Il condizionale è d'obbligo, perché il ricorso di Bitetti, per quanto prevedibile, mette in guardia da possibili conseguenze anche rispetto ad eventuali richieste di risarcimento danni. Resta infatti da vedere quale effetto avrà sui consiglieri la mossa legale del presidente del consiglio in carica.

L’atto della maggioranza appare in modo abbastanza inequivocabile come il suggello del patto politico stretto con Luigi Abbate, il consigliere che nel febbraio scorso salvò l’amministrazione comunale facendo mancare la propria firma dal notaio nell’iniziativa promossa dalle opposizioni per provocare la fine anticipata della consigliatura. In quella occasione Bitetti firmò per lo scioglimento del consiglio e oggi Melucci gli presenta il conto

Proprio Abbate è ora l’indiziato numero uno per subentrare a Bitetti, nel caso la mozione dovesse essere approvata. Non sfugge la trama tessuta in questi mesi con la riduzione del quorum per sfiduciare il presidente attraverso la modifica del regolamento. Un modifica passata innanzitutto dalla commissione affari generali, presieduta guarda caso da Abbate, e poi approvata in consiglio comunale. La vecchia norma prevedeva che la mozione di sfiducia verso il presidente dovesse essere approvata dai 3/5 dei consiglieri. In altre parole, sarebbero serviti 20 voti. Numeri che la maggioranza di Melucci non ha. Ecco allora l'escamotage: modificare il regolamento e ridurre a 17 i numeri per sfiduciare il presidente. Diciassette voti: giusto quelli di cui oggi dispone la maggioranza del sindaco per portare a compimento la ritorsione politica nei confronti di Bitetti.

In questi mesi l'area Melucci ha sempre sostenuto che la modifica della norma serviva ad equiparare la sfiducia al presidente a quella del sindaco, per la quale, appunto, sono sufficienti 17 voti. Una argomentazione apparentemente logica, ma che si scontra con il diverso ruolo di sindaco e presidente del consiglio. Il sindaco, infatti, è comunque espressione di parte, di una coalizione che si è presentata agli elettori con quel candidato. Il presidente del consiglio - sebbene sia consuetudine che venga eletto tra i consiglieri di maggioranza - ha comunque una funzione di garanzia verso l'intero consiglio, non verso una parte di esso.
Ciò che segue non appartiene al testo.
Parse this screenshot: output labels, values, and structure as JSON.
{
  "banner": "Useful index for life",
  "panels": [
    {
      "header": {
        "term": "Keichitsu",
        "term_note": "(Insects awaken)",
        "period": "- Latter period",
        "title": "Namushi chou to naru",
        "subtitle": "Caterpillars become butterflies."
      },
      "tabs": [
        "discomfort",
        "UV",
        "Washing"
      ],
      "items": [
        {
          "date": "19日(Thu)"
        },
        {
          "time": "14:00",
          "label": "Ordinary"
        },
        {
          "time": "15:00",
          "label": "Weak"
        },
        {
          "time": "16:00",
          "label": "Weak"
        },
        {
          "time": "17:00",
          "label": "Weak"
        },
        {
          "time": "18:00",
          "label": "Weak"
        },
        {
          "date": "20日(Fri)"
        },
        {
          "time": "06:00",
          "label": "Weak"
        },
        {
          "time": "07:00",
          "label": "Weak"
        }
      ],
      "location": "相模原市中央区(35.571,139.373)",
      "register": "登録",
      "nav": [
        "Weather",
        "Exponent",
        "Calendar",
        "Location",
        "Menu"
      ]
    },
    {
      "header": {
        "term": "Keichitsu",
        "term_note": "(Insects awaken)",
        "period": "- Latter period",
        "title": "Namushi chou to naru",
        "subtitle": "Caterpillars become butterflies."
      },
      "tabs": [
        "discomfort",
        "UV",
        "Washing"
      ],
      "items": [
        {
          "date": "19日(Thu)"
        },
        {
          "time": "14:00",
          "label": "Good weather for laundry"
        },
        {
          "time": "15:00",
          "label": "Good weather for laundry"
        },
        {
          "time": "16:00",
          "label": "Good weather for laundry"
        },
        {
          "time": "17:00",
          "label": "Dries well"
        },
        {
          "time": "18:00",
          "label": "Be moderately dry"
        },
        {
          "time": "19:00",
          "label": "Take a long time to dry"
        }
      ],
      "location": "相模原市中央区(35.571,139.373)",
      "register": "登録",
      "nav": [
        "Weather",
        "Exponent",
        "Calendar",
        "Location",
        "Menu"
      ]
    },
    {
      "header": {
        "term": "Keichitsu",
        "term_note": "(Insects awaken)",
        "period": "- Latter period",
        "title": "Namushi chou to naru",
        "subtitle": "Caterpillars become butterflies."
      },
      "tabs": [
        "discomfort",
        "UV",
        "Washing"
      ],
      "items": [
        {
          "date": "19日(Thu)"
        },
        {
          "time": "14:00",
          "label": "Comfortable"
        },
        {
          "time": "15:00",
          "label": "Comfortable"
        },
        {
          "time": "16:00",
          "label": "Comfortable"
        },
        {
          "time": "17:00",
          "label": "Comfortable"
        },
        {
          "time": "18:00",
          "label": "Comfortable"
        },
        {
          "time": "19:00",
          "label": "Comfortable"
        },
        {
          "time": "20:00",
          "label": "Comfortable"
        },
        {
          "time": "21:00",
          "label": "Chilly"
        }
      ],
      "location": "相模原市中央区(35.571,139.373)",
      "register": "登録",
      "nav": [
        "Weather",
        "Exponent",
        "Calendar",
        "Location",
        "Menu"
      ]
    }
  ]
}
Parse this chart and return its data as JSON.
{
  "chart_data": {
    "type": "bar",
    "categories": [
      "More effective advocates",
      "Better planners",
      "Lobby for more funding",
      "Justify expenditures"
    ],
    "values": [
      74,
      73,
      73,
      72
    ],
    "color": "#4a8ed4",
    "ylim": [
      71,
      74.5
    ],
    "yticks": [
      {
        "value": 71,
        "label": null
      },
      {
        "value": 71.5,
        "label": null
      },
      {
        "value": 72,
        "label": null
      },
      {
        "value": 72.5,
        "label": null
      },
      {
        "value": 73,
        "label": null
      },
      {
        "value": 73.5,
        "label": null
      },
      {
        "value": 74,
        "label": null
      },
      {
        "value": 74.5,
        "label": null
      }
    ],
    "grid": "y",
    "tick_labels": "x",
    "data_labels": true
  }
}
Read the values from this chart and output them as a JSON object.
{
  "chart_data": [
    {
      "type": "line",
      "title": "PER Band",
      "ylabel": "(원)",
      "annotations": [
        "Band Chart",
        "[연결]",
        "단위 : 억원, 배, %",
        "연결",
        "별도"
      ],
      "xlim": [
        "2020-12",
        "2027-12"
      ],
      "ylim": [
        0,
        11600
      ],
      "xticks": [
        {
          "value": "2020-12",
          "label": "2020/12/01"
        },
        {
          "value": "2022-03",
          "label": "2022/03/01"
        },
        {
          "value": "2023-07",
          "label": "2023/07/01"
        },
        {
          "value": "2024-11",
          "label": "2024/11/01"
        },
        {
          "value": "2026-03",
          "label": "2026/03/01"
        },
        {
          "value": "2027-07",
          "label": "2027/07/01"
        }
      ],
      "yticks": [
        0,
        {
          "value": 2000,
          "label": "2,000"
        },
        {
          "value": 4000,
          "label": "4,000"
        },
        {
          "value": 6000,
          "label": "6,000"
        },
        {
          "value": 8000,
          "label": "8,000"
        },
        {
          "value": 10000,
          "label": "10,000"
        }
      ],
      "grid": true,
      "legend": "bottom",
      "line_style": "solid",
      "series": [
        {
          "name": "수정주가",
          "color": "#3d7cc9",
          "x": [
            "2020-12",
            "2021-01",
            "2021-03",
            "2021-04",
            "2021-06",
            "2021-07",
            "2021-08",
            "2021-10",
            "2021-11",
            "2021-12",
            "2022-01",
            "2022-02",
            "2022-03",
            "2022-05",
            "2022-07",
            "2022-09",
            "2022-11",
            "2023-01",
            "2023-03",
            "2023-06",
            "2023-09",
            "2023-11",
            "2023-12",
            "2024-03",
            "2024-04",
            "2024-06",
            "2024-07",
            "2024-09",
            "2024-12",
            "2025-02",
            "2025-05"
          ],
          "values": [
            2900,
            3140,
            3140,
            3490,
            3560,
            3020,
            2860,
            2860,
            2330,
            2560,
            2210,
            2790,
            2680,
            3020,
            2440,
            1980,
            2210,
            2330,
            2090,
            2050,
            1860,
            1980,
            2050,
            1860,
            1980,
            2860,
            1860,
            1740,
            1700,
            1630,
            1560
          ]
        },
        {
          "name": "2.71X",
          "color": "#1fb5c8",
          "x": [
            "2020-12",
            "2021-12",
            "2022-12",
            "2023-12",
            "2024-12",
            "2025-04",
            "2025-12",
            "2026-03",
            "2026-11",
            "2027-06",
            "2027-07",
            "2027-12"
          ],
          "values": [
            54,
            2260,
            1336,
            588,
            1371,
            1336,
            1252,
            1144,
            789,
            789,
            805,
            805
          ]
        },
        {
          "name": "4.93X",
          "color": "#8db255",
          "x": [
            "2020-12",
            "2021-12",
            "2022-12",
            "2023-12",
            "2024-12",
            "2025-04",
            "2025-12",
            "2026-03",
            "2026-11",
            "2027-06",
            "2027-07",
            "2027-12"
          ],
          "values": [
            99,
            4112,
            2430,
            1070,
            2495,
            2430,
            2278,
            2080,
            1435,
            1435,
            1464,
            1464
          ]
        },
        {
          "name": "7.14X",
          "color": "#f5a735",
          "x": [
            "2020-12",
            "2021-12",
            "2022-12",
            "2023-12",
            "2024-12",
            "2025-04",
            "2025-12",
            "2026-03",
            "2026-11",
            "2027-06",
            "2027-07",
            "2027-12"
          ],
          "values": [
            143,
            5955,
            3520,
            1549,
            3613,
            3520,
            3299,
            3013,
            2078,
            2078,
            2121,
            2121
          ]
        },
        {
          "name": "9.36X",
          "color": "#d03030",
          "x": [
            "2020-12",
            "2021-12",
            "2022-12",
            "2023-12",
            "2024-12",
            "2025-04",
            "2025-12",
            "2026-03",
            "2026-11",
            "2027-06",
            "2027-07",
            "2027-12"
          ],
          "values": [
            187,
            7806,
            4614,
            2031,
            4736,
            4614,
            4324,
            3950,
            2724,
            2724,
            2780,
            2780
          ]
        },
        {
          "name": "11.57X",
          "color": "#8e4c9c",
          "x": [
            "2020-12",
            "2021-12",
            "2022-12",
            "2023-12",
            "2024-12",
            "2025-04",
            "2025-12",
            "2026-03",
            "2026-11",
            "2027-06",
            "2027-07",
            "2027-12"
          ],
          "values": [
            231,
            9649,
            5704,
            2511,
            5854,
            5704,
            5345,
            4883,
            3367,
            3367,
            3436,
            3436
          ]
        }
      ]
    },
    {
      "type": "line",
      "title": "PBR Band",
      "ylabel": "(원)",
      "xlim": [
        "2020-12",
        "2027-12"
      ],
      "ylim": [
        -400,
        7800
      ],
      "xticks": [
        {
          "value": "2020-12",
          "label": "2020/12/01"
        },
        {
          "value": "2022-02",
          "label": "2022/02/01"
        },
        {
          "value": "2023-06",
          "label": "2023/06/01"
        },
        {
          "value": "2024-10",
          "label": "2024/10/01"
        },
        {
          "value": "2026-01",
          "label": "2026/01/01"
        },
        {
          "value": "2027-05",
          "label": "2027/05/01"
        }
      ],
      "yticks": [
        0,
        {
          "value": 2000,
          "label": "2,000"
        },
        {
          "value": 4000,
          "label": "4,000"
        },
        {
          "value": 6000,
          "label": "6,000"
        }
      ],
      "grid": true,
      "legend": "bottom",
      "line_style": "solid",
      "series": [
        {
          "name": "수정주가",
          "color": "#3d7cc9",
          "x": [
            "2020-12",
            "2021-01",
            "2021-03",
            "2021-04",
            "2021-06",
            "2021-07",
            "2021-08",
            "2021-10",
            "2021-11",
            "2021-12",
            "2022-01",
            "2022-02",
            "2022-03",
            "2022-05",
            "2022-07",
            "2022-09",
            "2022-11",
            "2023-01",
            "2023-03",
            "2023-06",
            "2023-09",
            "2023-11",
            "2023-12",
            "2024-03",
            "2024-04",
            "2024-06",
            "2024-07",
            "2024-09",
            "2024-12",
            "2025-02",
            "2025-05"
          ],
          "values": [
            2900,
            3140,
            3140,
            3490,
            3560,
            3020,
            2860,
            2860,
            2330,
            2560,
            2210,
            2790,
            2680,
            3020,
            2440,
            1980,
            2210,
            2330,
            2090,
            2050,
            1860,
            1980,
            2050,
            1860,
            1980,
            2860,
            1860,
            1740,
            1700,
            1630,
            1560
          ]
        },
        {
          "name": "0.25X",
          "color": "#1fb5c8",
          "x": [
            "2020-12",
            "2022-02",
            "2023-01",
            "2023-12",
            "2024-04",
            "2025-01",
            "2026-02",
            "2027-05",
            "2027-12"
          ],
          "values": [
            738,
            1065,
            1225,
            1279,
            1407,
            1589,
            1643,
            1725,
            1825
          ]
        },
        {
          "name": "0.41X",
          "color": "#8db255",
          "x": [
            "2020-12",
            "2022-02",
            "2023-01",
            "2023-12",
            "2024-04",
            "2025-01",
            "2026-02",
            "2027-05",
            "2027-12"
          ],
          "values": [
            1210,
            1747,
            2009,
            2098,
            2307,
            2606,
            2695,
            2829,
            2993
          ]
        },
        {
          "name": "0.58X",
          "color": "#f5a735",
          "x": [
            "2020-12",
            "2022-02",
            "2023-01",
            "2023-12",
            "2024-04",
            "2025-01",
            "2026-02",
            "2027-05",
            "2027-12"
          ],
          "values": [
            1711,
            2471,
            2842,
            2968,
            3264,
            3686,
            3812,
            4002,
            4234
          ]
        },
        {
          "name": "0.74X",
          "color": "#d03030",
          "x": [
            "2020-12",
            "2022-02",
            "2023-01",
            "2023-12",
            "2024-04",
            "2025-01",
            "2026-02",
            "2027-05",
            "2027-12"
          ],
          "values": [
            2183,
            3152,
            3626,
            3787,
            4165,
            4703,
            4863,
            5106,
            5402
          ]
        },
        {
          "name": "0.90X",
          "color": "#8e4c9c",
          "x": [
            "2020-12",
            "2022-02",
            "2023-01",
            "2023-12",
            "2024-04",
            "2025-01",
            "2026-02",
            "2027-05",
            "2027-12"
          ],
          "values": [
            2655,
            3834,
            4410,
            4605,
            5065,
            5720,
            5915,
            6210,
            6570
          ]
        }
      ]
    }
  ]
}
Questo spiegava perché fosse necessaria una maggioranza più ampia per sfiduciarlo.

Nella mozione di sfiducia a Bitetti viene contestato di non essere stato imparziale nella conduzione dei lavori e vengono citati una serie di episodi che a detta dei firmatari della mozione dimostrerebbero la parzialità dell'attuale presidente. Prevedibile che, dopo aver fatto ricorso contro la modifica al regolamento, Bitetti faccia ricorso anche contro l'eventuale atto di sfiducia. Prepariamoci ad assistere ad una doppia battaglia: politica e legale.